Premièrement : dans quelle mesure le salaire peut-il être régulé pour qu’il ne varie pas avec la demande de travail ?

Deuxièmement : dans quelle mesure est-il possible d’embaucher des ouvriers et de les maintenir dans leur travail à un tel salaire fixe (quel que soit l’état du marché), sans augmenter ou diminuer leur nombre,11 de manière à susciter chez eux un intérêt constant pour l’établissement dans lequel ils travaillent, comme celui que nourrissent les domestiques au sein d’une vieille famille, ou de manière à créer un esprit de corps,12 comme celui qui lie des soldats au sein d’un régiment d’élite ?

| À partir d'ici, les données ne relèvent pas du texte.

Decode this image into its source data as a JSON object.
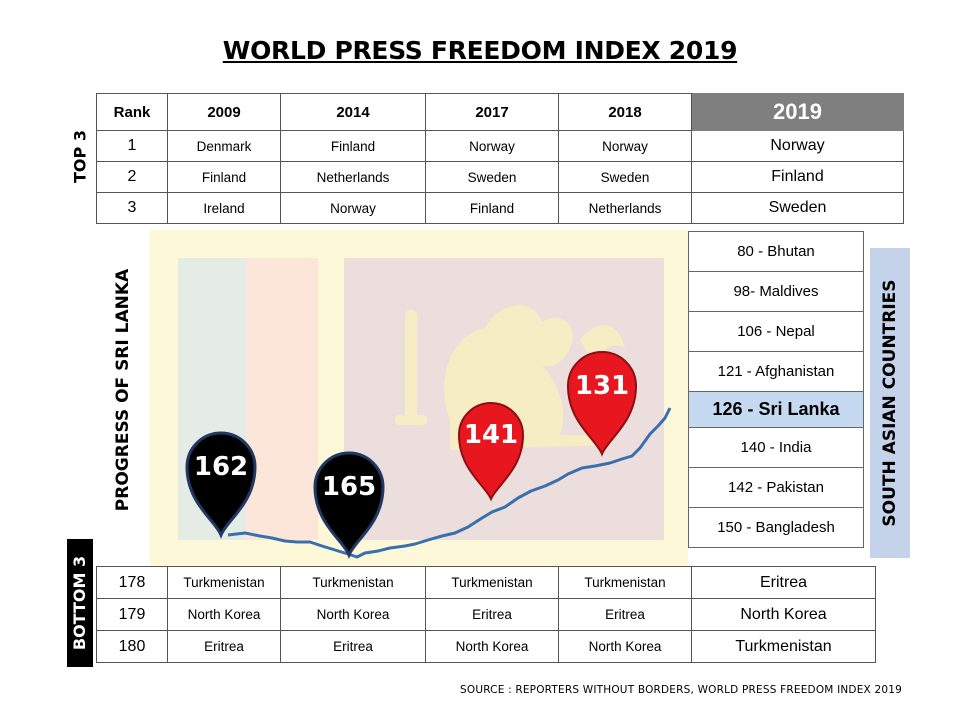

La première question, dis-je, est de savoir dans quelle mesure il est possible d’avoir un salaire fixe, indépendamment de la demande de travail.

Un des faits peut-être les plus étranges dans l’histoire des erreurs humaines est que la pensée économique ordinaire nie la possibilité de réguler les salaires, alors que ceux-ci font déjà l’objet d’une régulation, pour tous les travaux importants et pour la plupart des travaux de moindre importance, effectués ici-bas.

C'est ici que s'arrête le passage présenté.